I did a simple performance comparison focused on floating point operations using C#, targeted for Raspberry Pi 3 Model 2 with Windows 10 IoT and I have compare it to Intel Core i7-6500U CPU @ 2.50GHz.
Raspberry Pi 3 Model B V1.2 - Test Results - Chart
Intel Core i7-6500U CPU @ 2.50GHz - x64 Test Results - Chart
Intel Core i7 is only twelve times faster (x64) than Raspberry Pi 3! - according to those tests.
The factor is 11.67 to be exact and was calculated for best performance achieved within those tests on each platform. Both platforms achieved best performance for four threads run in parallel making computations (very simple, independent calculations).
Question: what is the correct method to measure and compare computational performance such platforms? The intention is to compare computational performance in the area of optimization algorithms, machine learning algorithms, statistical analysis, etc. Thus my focus was on floating point operations.
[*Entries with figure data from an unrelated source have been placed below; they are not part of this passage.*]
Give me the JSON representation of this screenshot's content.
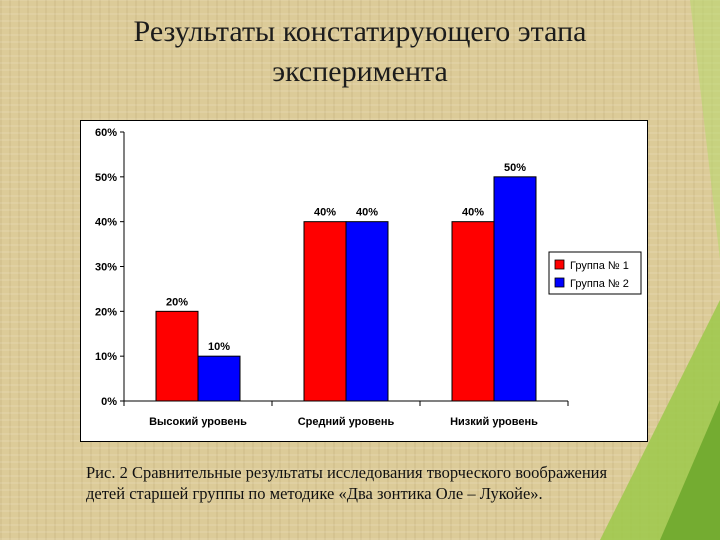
{
  "slide": {
    "title_line1": "Результаты констатирующего этапа",
    "title_line2": "эксперимента",
    "caption_line1": "Рис. 2 Сравнительные результаты исследования творческого воображения",
    "caption_line2": "детей старшей группы по методике «Два зонтика Оле – Лукойе»."
  },
  "colors": {
    "series1": "#ff0000",
    "series2": "#0000ff",
    "accent_green": "#8cc63f"
  },
  "chart_data": {
    "type": "bar",
    "categories": [
      "Высокий уровень",
      "Средний уровень",
      "Низкий уровень"
    ],
    "series": [
      {
        "name": "Группа № 1",
        "values": [
          20,
          40,
          40
        ],
        "color": "#ff0000"
      },
      {
        "name": "Группа № 2",
        "values": [
          10,
          40,
          50
        ],
        "color": "#0000ff"
      }
    ],
    "ylim": [
      0,
      60
    ],
    "yticks": [
      "0%",
      "10%",
      "20%",
      "30%",
      "40%",
      "50%",
      "60%"
    ],
    "value_format": "percent",
    "legend": "right",
    "grid": false,
    "xlabel": "",
    "ylabel": ""
  }
}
There are some benchmarks (like MWIPS) and measures like MIPS or FLOPS. But I didn't found one way to compare different CPU platforms in terms of computational power.
I found one comparison by Roy Longbottom's (Google "Roy Longbottom's Raspberry Pi, Pi 2 and Pi 3 Benchmarks" - I can not post more links here) but according to his benchmark Raspberry Pi 3 is only four times faster than Intel Core i7 (x64 architecture, MFLOPS comparison). So very different than my results.
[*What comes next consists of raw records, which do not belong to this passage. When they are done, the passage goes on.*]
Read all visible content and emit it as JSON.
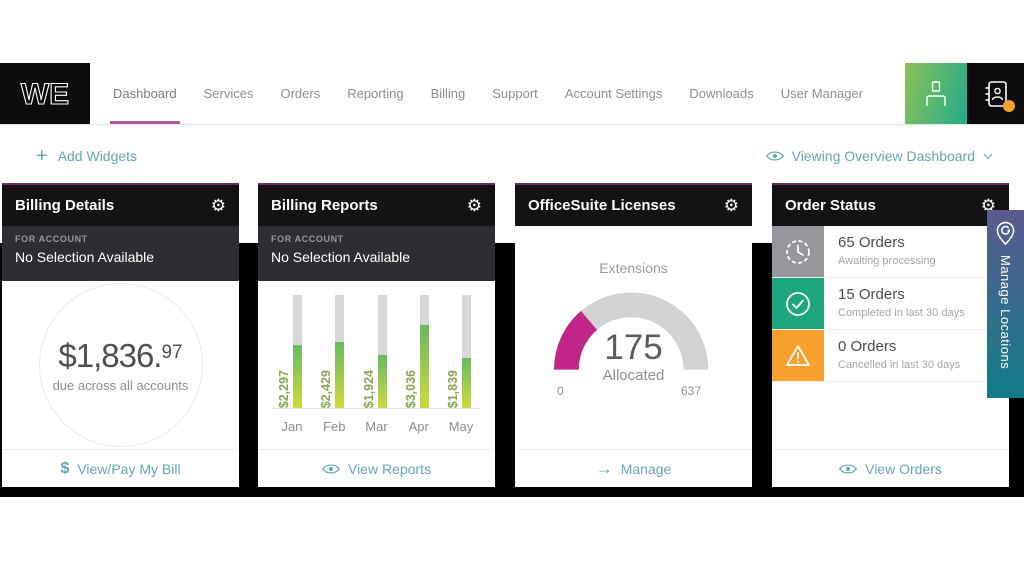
{
  "nav": {
    "logo_text": "WE",
    "items": [
      {
        "label": "Dashboard",
        "active": true
      },
      {
        "label": "Services"
      },
      {
        "label": "Orders"
      },
      {
        "label": "Reporting"
      },
      {
        "label": "Billing"
      },
      {
        "label": "Support"
      },
      {
        "label": "Account Settings"
      },
      {
        "label": "Downloads"
      },
      {
        "label": "User Manager"
      }
    ]
  },
  "toolbar": {
    "add_widgets_label": "Add Widgets",
    "viewing_label": "Viewing Overview Dashboard"
  },
  "icons": {
    "plus": "+",
    "gear": "⚙",
    "dollar": "$",
    "arrow_right": "→"
  },
  "widgets": {
    "billing_details": {
      "title": "Billing Details",
      "for_account_label": "FOR ACCOUNT",
      "account_value": "No Selection Available",
      "amount_dollars": "$1,836.",
      "amount_cents": "97",
      "amount_caption": "due across all accounts",
      "footer_label": "View/Pay My Bill"
    },
    "billing_reports": {
      "title": "Billing Reports",
      "for_account_label": "FOR ACCOUNT",
      "account_value": "No Selection Available",
      "footer_label": "View Reports",
      "chart": {
        "type": "bar",
        "categories": [
          "Jan",
          "Feb",
          "Mar",
          "Apr",
          "May"
        ],
        "values": [
          2297,
          2429,
          1924,
          3036,
          1839
        ],
        "labels": [
          "$2,297",
          "$2,429",
          "$1,924",
          "$3,036",
          "$1,839"
        ],
        "ylim": [
          0,
          4135
        ],
        "title": "",
        "xlabel": "",
        "ylabel": ""
      }
    },
    "officesuite_licenses": {
      "title": "OfficeSuite Licenses",
      "gauge_title": "Extensions",
      "value": 175,
      "value_caption": "Allocated",
      "min_label": "0",
      "max_label": "637",
      "max": 637,
      "footer_label": "Manage"
    },
    "order_status": {
      "title": "Order Status",
      "rows": [
        {
          "count": "65 Orders",
          "caption": "Awaiting processing",
          "icon": "clock-icon",
          "color": "#97979b"
        },
        {
          "count": "15 Orders",
          "caption": "Completed in last 30 days",
          "icon": "check-circle-icon",
          "color": "#1ea67d"
        },
        {
          "count": "0 Orders",
          "caption": "Cancelled in last 30 days",
          "icon": "warning-triangle-icon",
          "color": "#f7a02c"
        }
      ],
      "footer_label": "View Orders"
    }
  },
  "side_tab": {
    "label": "Manage Locations"
  },
  "colors": {
    "accent_teal": "#64a7b4",
    "active_tab_underline": "#b1569e",
    "gauge_fill": "#c02688",
    "gauge_track": "#d2d2d2",
    "bar_gradient_top": "#68b960",
    "bar_gradient_bottom": "#cdda40",
    "header_black": "#141215",
    "subheader_gray": "#2f2d31",
    "order_gray": "#97979b",
    "order_green": "#1ea67d",
    "order_orange": "#f7a02c",
    "notification_orange": "#f7a02c"
  }
}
Here are details of the tests that I performed:
The test was build around simple operation supposed to be executed iteratively:
private static float SingleAverageCalc(float seed, long nTimes)
{
float x1 = seed, x2 = 0;
long n = 0;
for (; n < nTimes; ++n)
{
x2 = x2 + x1 * n;
}
return x2 / n;
}
where seed is generated randomly in the calling function and nTimes is the number of iterations. Intention is to avoid simple compile-time optimisations.
This test function has been called several times with various iteration number (1M, 10M, 100M and 1B) in single thread and for multiple threads. Multithreaded test look as below:
private static async void RunTestMT(string name, long n, int tn, Func<float, long, float> f)
{
float seed = (float)new Random().NextDouble();
DateTime s1 = DateTime.Now;
List<IAsyncAction> threads = new List<IAsyncAction>();
for (int i = 0; i < tn; i++)
{
threads.Add( ThreadPool.RunAsync((operation) => { f(seed, n/tn); }, WorkItemPriority.High));
}
for (int i = 0; i < tn; i++)
{
threads[i].AsTask().Wait();
}
TimeSpan dt = DateTime.Now - s1;
Debug.WriteLine(String.Format("{0} ({1:N0}; {3}T): {2:mm\\:ss\\.fff}", name, n, dt, tn));
}
Test have been run in Debug mode. Application was built as UWP (Universal Windows Platform). ARM architecture for Raspberry Pi and x86 for Intel.